No es que las noticias no importen o que el periodismo ya no tenga solución o que la tecnología vino a reemplazarlo porque ofrece todo lo que necesitamos saber. Se trata de reconocer el momento y de hacer bien las cosas.

Eso no pasa por simplificar el oficio, o volverlo herramienta de un poder en específico, o convertirlo en un solo género periodístico —hoy, la gran mayoría de periodistas reconocidos hacen entrevista y opinión, lo que no está mal, en sí, pero hay más dentro del periodismo— . Debemos apropiarnos de los más básico, reconocerlo y convertirlo en parte fundamental de la investigación, de la explicación, de los reportajes, de las crónicas, de las entrevistas, de la verificación.

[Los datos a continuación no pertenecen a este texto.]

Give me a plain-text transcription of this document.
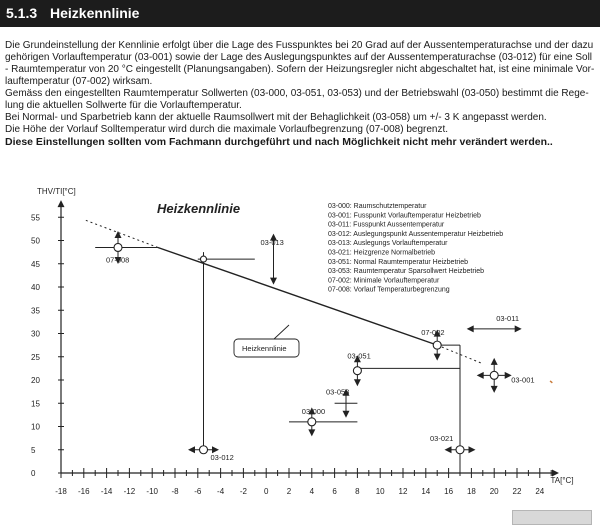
5.1.3 Heizkennlinie
Die Grundeinstellung der Kennlinie erfolgt über die Lage des Fusspunktes bei 20 Grad auf der Aussentemperaturachse und der dazu
gehörigen Vorlauftemperatur (03-001) sowie der Lage des Auslegungspunktes auf der Aussentemperaturachse (03-012) für eine Soll
- Raumtemperatur von 20 °C eingestellt (Planungsangaben). Sofern der Heizungsregler nicht abgeschaltet hat, ist eine minimale Vor-
lauftemperatur (07-002) wirksam.
Gemäss den eingestellten Raumtemperatur Sollwerten (03-000, 03-051, 03-053) und der Betriebswahl (03-050) bestimmt die Rege-
lung die aktuellen Sollwerte für die Vorlauftemperatur.
Bei Normal- und Sparbetrieb kann der aktuelle Raumsollwert mit der Behaglichkeit (03-058) um +/- 3 K angepasst werden.
Die Höhe der Vorlauf Solltemperatur wird durch die maximale Vorlaufbegrenzung (07-008) begrenzt.
Diese Einstellungen sollten vom Fachmann durchgeführt und nach Möglichkeit nicht mehr verändert werden..
THV/TI[°C]
TA[°C]
-18 -16 -14 -12 -10 -8 -6 -4 -2 0 2 4 6 8 10 12 14 16 18 20 22 24
0
5
10
15
20
25
30
35
40
45
50
55
Heizkennlinie
07-008
03-013
03-012
07-002
03-051
03-053
03-000
03-021
03-011
03-001
Heizkennlinie
03-000: Raumschutztemperatur
03-001: Fusspunkt Vorlauftemperatur Heizbetrieb
03-011: Fusspunkt Aussentemperatur
03-012: Auslegungspunkt Aussentemperatur Heizbetrieb
03-013: Auslegungs Vorlauftemperatur
03-021: Heizgrenze Normalbetrieb
03-051: Normal Raumtemperatur Heizbetrieb
03-053: Raumtemperatur Sparsollwert Heizbetrieb
07-002: Minimale Vorlauftemperatur
07-008: Vorlauf Temperaturbegrenzung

Eso básico es la profundidad, es lo que debemos seguir buscando. En un mundo cada vez más llamado a lo simple, a lo superficial, a lo obvio y burdo, el periodismo debe apostar por lo humano. Y lo humano es complicado, complejo, difícil de contener; con la profundidad nos acercamos más a lo que somos: al dolor, a la alegría, a la corrupción, al acierto, al triunfo y a la derrota, al mérito y la violencia, a la gracia y a la lágrima, a la belleza y al horror. Hacemos esto para explicarnos quiénes somos y por qué pasan las cosas que pasan.

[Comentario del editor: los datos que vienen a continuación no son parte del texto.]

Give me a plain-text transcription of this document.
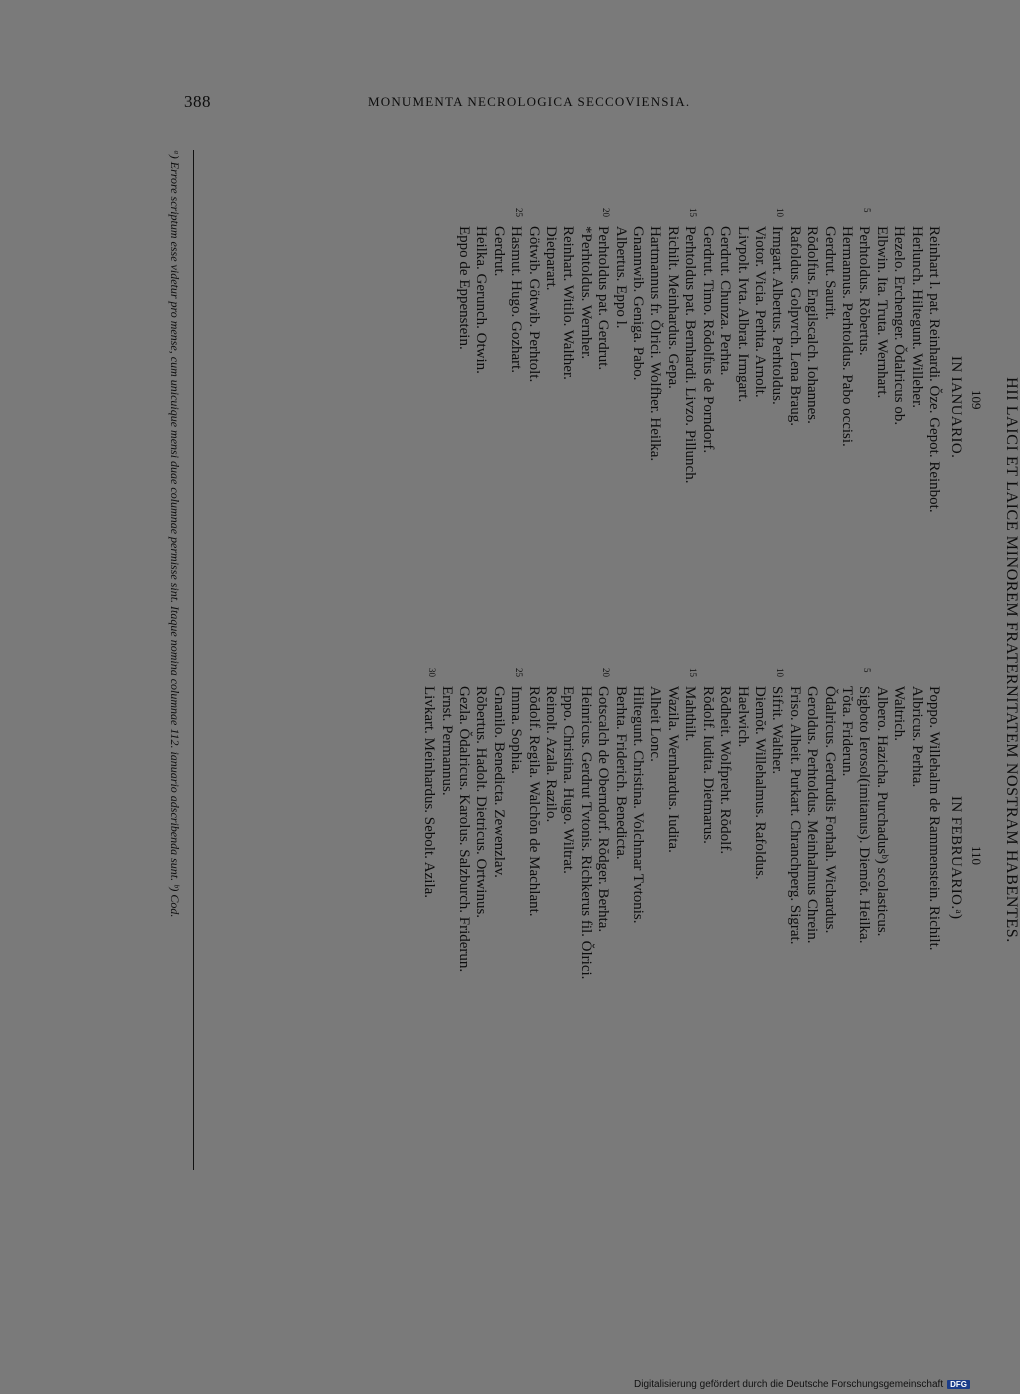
388	MONUMENTA NECROLOGICA SECCOVIENSIA.
HII LAICI ET LAICE MINOREM FRATERNITATEM NOSTRAM HABENTES.
109
IN IANUARIO.
Reinhart l. pat. Reinhardi. Ŏze. Gepot. Reinbot.
Herlunch. Hiltegunt. Willeher.
Hezelo. Erchenger. Ŏdalricus ob.
Elbwin. Ita. Truta. Wernhart.
5
Perhtoldus. Rŏbertus.
Hermannus. Perhtoldus. Pabo occisi.
Gerdrut. Saurit.
Rŏdolfus. Engilscalch. Iohannes.
Rafoldus. Golpvrch. Lena Braug.
10
Irmgart. Albertus. Perhtoldus.
Viotor. Vicia. Perhta. Arnolt.
Livpolt. Ivta. Albrat. Irmgart.
Gerdrut. Chunza. Perhta.
Gerdrut. Timo. Rŏdolfus de Porndorf.
15
Perhtoldus pat. Bernhardi. Livzo. Pillunch.
Richilt. Meinhardus. Gepa.
Hartmannus fr. Ŏlrici. Wolfher. Heilka.
Gnannwib. Geniga. Pabo.
Albertus. Eppo l.
20
Perhtoldus pat. Gerdrut.
*Perhtoldus. Wernher.
Reinhart. Witilo. Walther.
Dietparart.
Götwib. Götwib. Perhtolt.
25
Hasmut. Hugo. Gozhart.
Gerdrut.
Heilka. Gerunch. Otwin.
Eppo de Eppenstein.
110
IN FEBRUARIO.ᵃ)
Poppo. Willehalm de Rammenstein. Richilt.
Albricus. Perhta.
Waltrich.
Albero. Hazicha. Purchadusᵇ) scolasticus.
5
Sigboto Ierosol(imitanus). Diemŏt. Heilka.
Tŏta. Friderun.
Ŏdalricus. Gerdrudis Forhah. Wichardus.
Geroldus. Perhtoldus. Meinhalmus Chrein.
Friso. Alheit. Purkart. Chranchperg. Sigrat.
10
Sifrit. Walther.
Diemŏt. Willehalmus. Rafoldus.
Haelwich.
Rŏdheit. Wolfpreht. Rŏdolf.
Rŏdolf. Iudita. Dietmarus.
15
Mahthilt.
Wazila. Wernhardus. Iudita.
Alheit Lonc.
Hiltegunt. Christina. Volchmar Tvtonis.
Berhta. Friderich. Benedicta.
20
Gotscalch de Oberndorf. Rŏdger. Berhta.
Heinricus. Gerdrut Tvtonis. Richkerus fil. Ŏlrici.
Eppo. Christina. Hugo. Wiltrat.
Reinolt. Azala. Razilo.
Rŏdolf. Regila. Walchŏn de Machlant.
25
Imma. Sophia.
Gnanilo. Benedicta. Zewenzlav.
Rŏbertus. Hadolt. Dietricus. Ortwinus.
Gezla. Ŏdalricus. Karolus. Salzburch. Friderun.
Ernst. Permannus.
30
Livkart. Meinhardus. Sebolt. Azila.
ᵃ) Errore scriptum esse videtur pro mense, cum unicuique mensi duae columnae permisse sint. Itaque nomina columnae 112. ianuario adscribenda sunt. ᵇ) Cod.
Digitalisierung gefördert durch die Deutsche Forschungsgemeinschaft DFG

No hay periodismo sin responder el por qué.

Entonces, mientras los medios tienen que diversificar su plan de negocio, el periodismo se debe concentrarse en llegar a lo más profundo de lo que esté cubriendo. Hay que ejercer la profesión, incluso en momentos en que el poder quiere construir a toda costa un relato único, enfocándonos en lo humano. No solo como forma de resistencia, sino como un verdadero ejercicio periodístico. Nic Newman, en un texto publicado por el Reuters Institute sobre predicciones acerca de lo que será el periodismo en 2026 —elaborado a partir de un estudio que realizaron a 280 editores digitales en 51 países—, dice lo siguiente:

(…) los editores afirman que será importante centrarse en investigaciones más originales y en el periodismo de campo (una diferencia de +91 puntos porcentuales entre «más» y «menos»), en el análisis contextual y la explicación (+82) y en las historias humanas (+72). Por el contrario, tienen previsto reducir el periodismo de servicio (-42), el contenido atemporal (-32) y las noticias generales (-38), que muchos esperan que se conviertan en un producto básico gracias a los chatbots de IA. Al mismo tiempo, consideran que será importante invertir más en vídeo (+79) —incluidas las «pestañas de reproducción»— y en formatos de audio (+71), como los podcasts, pero un poco menos en la producción de texto.

El sendero está ahí. Desde adentro queda claro qué hacer; por afuera, aceptar que algo así tiene un costo y como ciudadanos debemos pagar por un periodismo bien hecho. Aunque, bueno, de eso podremos hablar después.